Nowadays, computers are widely used for word processing applications such as creating, inserting, updating, and modifying textual data. Besides this, we need to search for a particular pattern within a text, delete it, or replace it with another pattern. So, there is a lot that we as users do to manipulate the textual data.

What are Strings?

A string is a data type used in programming, such as an integer and floating point unit, but is used to represent text rather than numbers. It is comprised of a set of characters that can also contain spaces and numbers.

Internally, every C++ program assigns null character ‘/0 ’ as the last character of every string. This indicates the end of the string and it means if you want to store a 5 character string in an array then you must define array size of 6 as a good practice, though C++ does not complain about it.

String Declaration:

A string, as it is simply an array of characters, is declared as:

char name[20];

  • This declares a string named name which can hold strings from length 0 to length 19.

Strings in Memory:

  • All strings must end with a null character. When a string is enclosed in double quotes, i.e. “Hello there”, a null character is automatically inserted.
  • The double quotes mean “the string is whatever is inside the quotes followed by a null character.”

String Initialization:

  1. char pet[5] = { ‘l’, ‘a’, ‘m’, ‘b’, ‘\0’ } ;

2. char pet[5] ;
pet[0] = ‘l’ ; pet[1] = ‘a’ ; pet[2] = ‘m’ ;
pet[3] = ‘b’ ; pet[4] = ‘\0’ ;

3. char pet[5] = “lamb” ;

All the above are equivalent. Strings can be initialized through any of the above shown method!

Strings can also be initialized using a string constant, in this form:

char string[20] = “Hello there”;

So, what does this string look like in memory???

String Representation:

Character arrays holding strings must have room for ‘\0’ following the actual data The empty string “” occupies 1 char.


String Library: <string.h>:

C++ provides a number of routines to manipulate strings, through library functions. Standard C++ includes a library of string functions.

–use #include <string.h>

String Functions :

The most common functions used from the library are:
1. strlen(“name of string”)
2. strcpy( dest, source)
3. strcmp( string1, string2 )
4. strstr( str1, str2 )

strlen( string ):- This library function tells the length of string.

strcpy( dest, source):- This function copies the string “source” to string “dest”.

strcmp( str1, str2 ):- This function is used to compare two strings “str1” and “str2”. this function returns zero(“0”) if the two compared strings are equal, else some none zero integer.

strstr(str1, str2):- This library function finds the first occurrence of the substring str2 in the string str1. The terminating ‘\0’ character is not compared.

Some of the other library function for string manipulation are as follows:

strncpy :- strncpy is similar to strcpy, but it allows the number of characters to be copied to be specified.

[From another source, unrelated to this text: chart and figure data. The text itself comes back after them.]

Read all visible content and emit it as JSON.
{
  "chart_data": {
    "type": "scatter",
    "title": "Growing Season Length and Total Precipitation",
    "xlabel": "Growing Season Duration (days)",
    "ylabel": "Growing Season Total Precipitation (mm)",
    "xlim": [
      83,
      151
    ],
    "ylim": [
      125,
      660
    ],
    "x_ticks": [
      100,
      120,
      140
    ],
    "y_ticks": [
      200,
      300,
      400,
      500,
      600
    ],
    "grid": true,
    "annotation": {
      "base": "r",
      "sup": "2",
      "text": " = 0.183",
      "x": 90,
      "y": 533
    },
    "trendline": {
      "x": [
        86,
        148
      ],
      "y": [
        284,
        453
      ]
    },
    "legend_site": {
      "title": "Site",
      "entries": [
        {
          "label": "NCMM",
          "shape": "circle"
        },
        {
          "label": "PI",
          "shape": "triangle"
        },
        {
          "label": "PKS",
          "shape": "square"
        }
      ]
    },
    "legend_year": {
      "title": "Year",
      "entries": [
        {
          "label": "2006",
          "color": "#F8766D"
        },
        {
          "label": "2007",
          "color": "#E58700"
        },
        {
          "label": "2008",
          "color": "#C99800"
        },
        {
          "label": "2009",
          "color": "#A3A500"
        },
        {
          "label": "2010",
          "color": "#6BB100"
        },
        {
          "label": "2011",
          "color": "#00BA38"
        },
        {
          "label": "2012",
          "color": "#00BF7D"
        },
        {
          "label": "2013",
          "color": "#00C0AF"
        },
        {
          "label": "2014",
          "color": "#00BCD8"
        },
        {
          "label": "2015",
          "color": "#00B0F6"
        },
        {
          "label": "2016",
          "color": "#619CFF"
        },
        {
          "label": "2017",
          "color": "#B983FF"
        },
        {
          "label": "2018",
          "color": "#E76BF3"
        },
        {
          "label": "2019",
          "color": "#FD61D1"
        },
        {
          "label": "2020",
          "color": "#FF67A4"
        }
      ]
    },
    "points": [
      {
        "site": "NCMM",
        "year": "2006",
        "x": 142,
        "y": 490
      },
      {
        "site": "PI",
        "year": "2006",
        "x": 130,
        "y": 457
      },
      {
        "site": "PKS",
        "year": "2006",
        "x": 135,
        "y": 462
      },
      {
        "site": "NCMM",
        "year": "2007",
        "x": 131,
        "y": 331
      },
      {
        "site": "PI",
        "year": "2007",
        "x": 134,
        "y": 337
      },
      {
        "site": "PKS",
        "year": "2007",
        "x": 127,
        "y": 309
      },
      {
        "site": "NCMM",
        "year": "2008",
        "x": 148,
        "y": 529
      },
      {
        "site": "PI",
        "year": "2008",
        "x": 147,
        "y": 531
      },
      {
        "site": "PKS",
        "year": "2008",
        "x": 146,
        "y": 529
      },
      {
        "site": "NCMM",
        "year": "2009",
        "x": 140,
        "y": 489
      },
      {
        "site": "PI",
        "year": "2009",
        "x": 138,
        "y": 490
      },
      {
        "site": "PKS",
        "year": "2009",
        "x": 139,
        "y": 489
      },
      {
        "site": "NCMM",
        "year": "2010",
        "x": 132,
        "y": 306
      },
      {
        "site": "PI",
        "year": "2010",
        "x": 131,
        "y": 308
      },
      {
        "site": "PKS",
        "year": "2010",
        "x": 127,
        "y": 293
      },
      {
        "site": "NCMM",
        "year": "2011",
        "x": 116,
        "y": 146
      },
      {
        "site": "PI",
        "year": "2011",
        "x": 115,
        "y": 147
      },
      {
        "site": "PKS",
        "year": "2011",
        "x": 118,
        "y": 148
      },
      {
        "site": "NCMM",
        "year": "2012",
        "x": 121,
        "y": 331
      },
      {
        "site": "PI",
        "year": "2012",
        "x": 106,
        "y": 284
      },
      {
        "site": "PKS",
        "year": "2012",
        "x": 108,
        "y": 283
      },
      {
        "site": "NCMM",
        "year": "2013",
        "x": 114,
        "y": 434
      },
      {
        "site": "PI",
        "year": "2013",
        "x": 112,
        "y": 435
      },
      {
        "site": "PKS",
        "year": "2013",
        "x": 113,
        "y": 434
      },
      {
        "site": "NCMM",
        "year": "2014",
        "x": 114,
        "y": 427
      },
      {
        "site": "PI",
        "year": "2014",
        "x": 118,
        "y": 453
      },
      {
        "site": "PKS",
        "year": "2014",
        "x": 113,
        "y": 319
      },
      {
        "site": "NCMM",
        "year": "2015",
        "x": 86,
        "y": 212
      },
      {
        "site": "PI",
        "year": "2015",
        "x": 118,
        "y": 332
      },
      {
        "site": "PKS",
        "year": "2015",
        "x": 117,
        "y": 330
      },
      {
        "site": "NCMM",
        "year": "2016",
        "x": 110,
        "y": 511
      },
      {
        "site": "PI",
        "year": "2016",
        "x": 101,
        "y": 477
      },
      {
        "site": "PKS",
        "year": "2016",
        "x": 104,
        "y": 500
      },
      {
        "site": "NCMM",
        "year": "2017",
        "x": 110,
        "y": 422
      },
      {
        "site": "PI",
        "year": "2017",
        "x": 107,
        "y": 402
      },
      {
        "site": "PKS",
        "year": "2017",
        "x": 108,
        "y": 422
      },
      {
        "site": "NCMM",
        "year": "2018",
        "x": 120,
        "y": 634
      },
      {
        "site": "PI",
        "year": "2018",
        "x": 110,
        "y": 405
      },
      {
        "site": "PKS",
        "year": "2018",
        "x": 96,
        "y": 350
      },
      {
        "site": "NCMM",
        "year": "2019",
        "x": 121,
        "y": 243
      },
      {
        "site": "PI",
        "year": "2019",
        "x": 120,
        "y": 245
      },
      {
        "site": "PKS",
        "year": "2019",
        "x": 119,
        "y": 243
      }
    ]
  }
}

strncat :- This function appends at most N characters from the source string to the end of the destination string. This function returns a pointer to the destination string, or a NULL pointer on error.

strncmp :- This function compares the first N characters of each string. If the first string is greater than the second, it returns a number greater than zero. If the second string is greater, it returns a number less than zero. If the strings are equal, it returns 0.

memset :- memset is useful to initialize a string to all nulls, or to any character.

strtok :- The strtok function is used to find the next token in a string. The token is specified by a list of possible delimiters.